This is the scattering of light due to small localized changes in the refractive index of the core and the cladding material. The changes are indeed very localized.

We are looking at dimensions which are less than the wavelength of the light. There are two causes, both problems within the manufacturing processes.

The first is the inevitable slight fluctuations in the ‘mix’ of the ingredients. These random changes are impossible to completely eliminate. It is a bit like making a currant bun and hoping to stir it long enough to get all the currants equally spaced.

The other cause is slight changes in the density as the silica cools and solidifies. One such discontinuity is illustrated in figure below and results in light being scattered in all directions.

All the light that now finds itself with an angle of incidence less than the critical angle can escape from the core and is lost. However, much of the light misses the discontinuity because it is so small. The scale size is shown at the bottom.

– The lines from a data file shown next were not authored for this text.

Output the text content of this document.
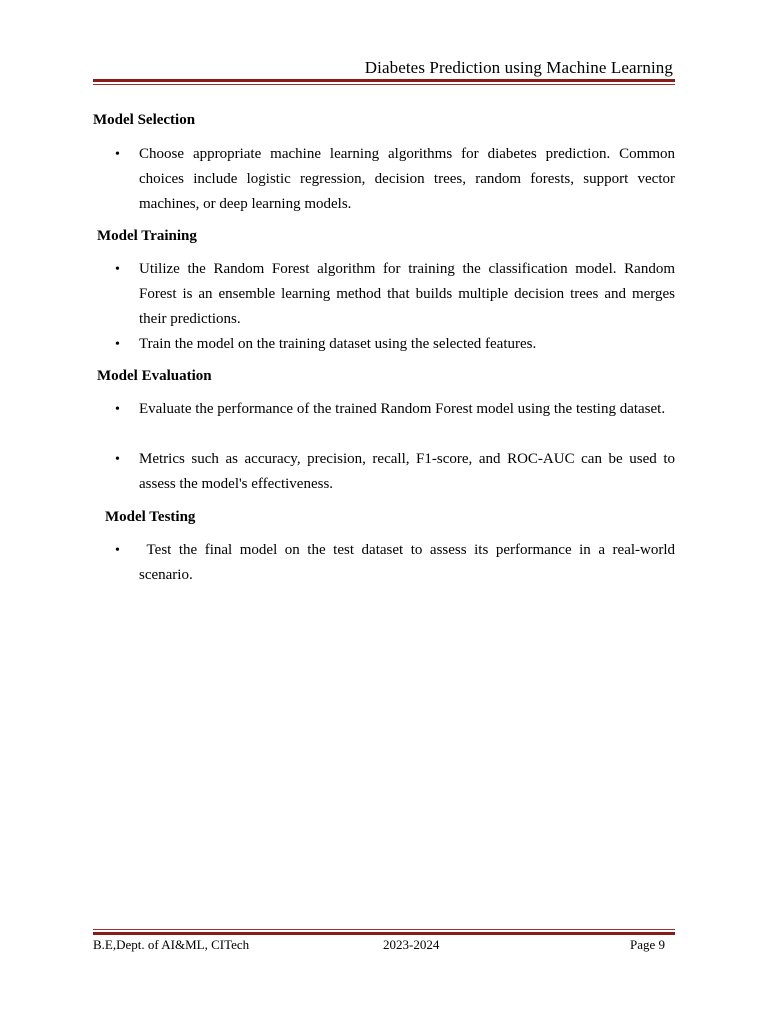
Diabetes Prediction using Machine Learning
Model Selection
•	Choose appropriate machine learning algorithms for diabetes prediction. Common choices include logistic regression, decision trees, random forests, support vector machines, or deep learning models.
Model Training
•	Utilize the Random Forest algorithm for training the classification model. Random Forest is an ensemble learning method that builds multiple decision trees and merges their predictions.
•	Train the model on the training dataset using the selected features.
Model Evaluation
•	Evaluate the performance of the trained Random Forest model using the testing dataset.
•	Metrics such as accuracy, precision, recall, F1-score, and ROC-AUC can be used to assess the model's effectiveness.
Model Testing
•	Test the final model on the test dataset to assess its performance in a real-world scenario.
B.E,Dept. of AI&ML, CITech	2023-2024	Page 9
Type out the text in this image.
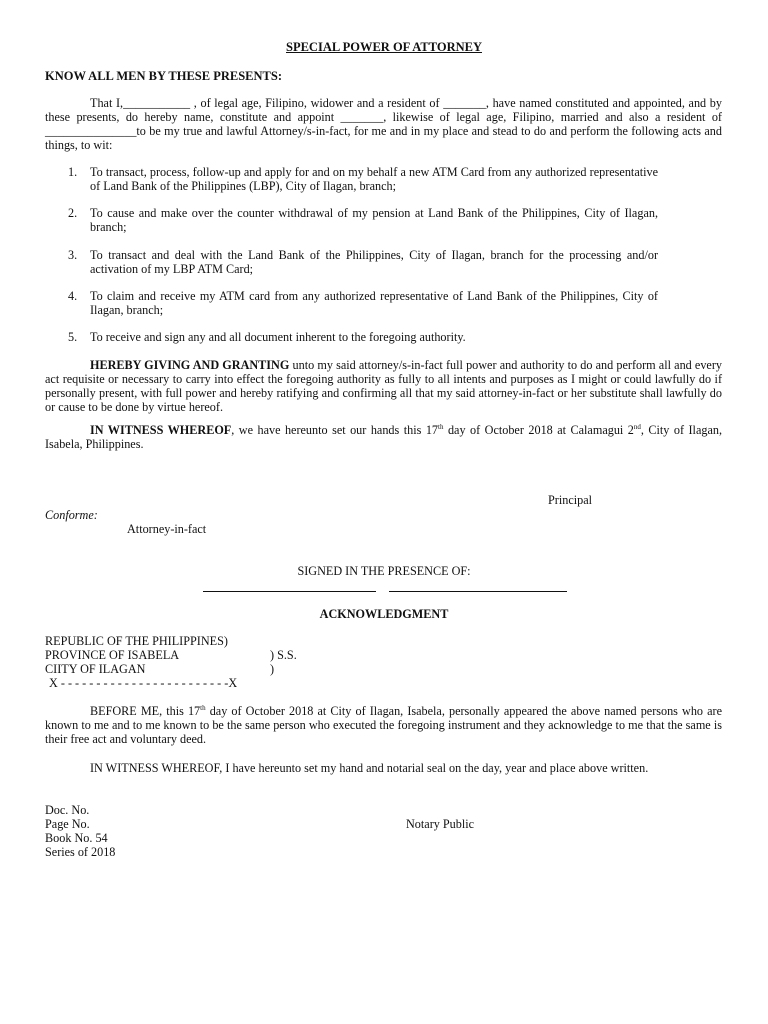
SPECIAL POWER OF ATTORNEY
KNOW ALL MEN BY THESE PRESENTS:
That I,___________ , of legal age, Filipino, widower and a resident of _______, have named constituted and appointed, and by these presents, do hereby name, constitute and appoint _______, likewise of legal age, Filipino, married and also a resident of _______________to be my true and lawful Attorney/s-in-fact, for me and in my place and stead to do and perform the following acts and things, to wit:
1.	To transact, process, follow-up and apply for and on my behalf a new ATM Card from any authorized representative of Land Bank of the Philippines (LBP), City of Ilagan, branch;
2.	To cause and make over the counter withdrawal of my pension at Land Bank of the Philippines, City of Ilagan, branch;
3.	To transact and deal with the Land Bank of the Philippines, City of Ilagan, branch for the processing and/or activation of my LBP ATM Card;
4.	To claim and receive my ATM card from any authorized representative of Land Bank of the Philippines, City of Ilagan, branch;
5.	To receive and sign any and all document inherent to the foregoing authority.
HEREBY GIVING AND GRANTING unto my said attorney/s-in-fact full power and authority to do and perform all and every act requisite or necessary to carry into effect the foregoing authority as fully to all intents and purposes as I might or could lawfully do if personally present, with full power and hereby ratifying and confirming all that my said attorney-in-fact or her substitute shall lawfully do or cause to be done by virtue hereof.
IN WITNESS WHEREOF, we have hereunto set our hands this 17th day of October 2018 at Calamagui 2nd, City of Ilagan, Isabela, Philippines.
Principal
Conforme:
Attorney-in-fact
SIGNED IN THE PRESENCE OF:
ACKNOWLEDGMENT
REPUBLIC OF THE PHILIPPINES)
PROVINCE OF ISABELA	) S.S.
CIITY OF ILAGAN	)
X - - - - - - - - - - - - - - - - - - - - - - - -X
BEFORE ME, this 17th day of October 2018 at City of Ilagan, Isabela, personally appeared the above named persons who are known to me and to me known to be the same person who executed the foregoing instrument and they acknowledge to me that the same is their free act and voluntary deed.
IN WITNESS WHEREOF, I have hereunto set my hand and notarial seal on the day, year and place above written.
Doc. No.
Page No.
Book No. 54
Series of 2018
Notary Public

The amount of scatter depends on the size of the discontinuity compared with the wavelength of the light so the shortest wavelength, or highest frequency, suffers most scattering. This accounts for the blue sky and the red of the sunset.

The high frequency end of the visible spectrum is the blue light and this is scattered more than the red light when sunlight hits the atmosphere. The sky is only actually illuminated by the scattered light.

So when we look up, we see the blue scattered light, and the sky appears blue. The moon has no atmosphere, no scattering, and hence a black sky.

At sunset, we look towards the sun and see the less scattered light which is closer to the sun. This light is the lower frequency red light.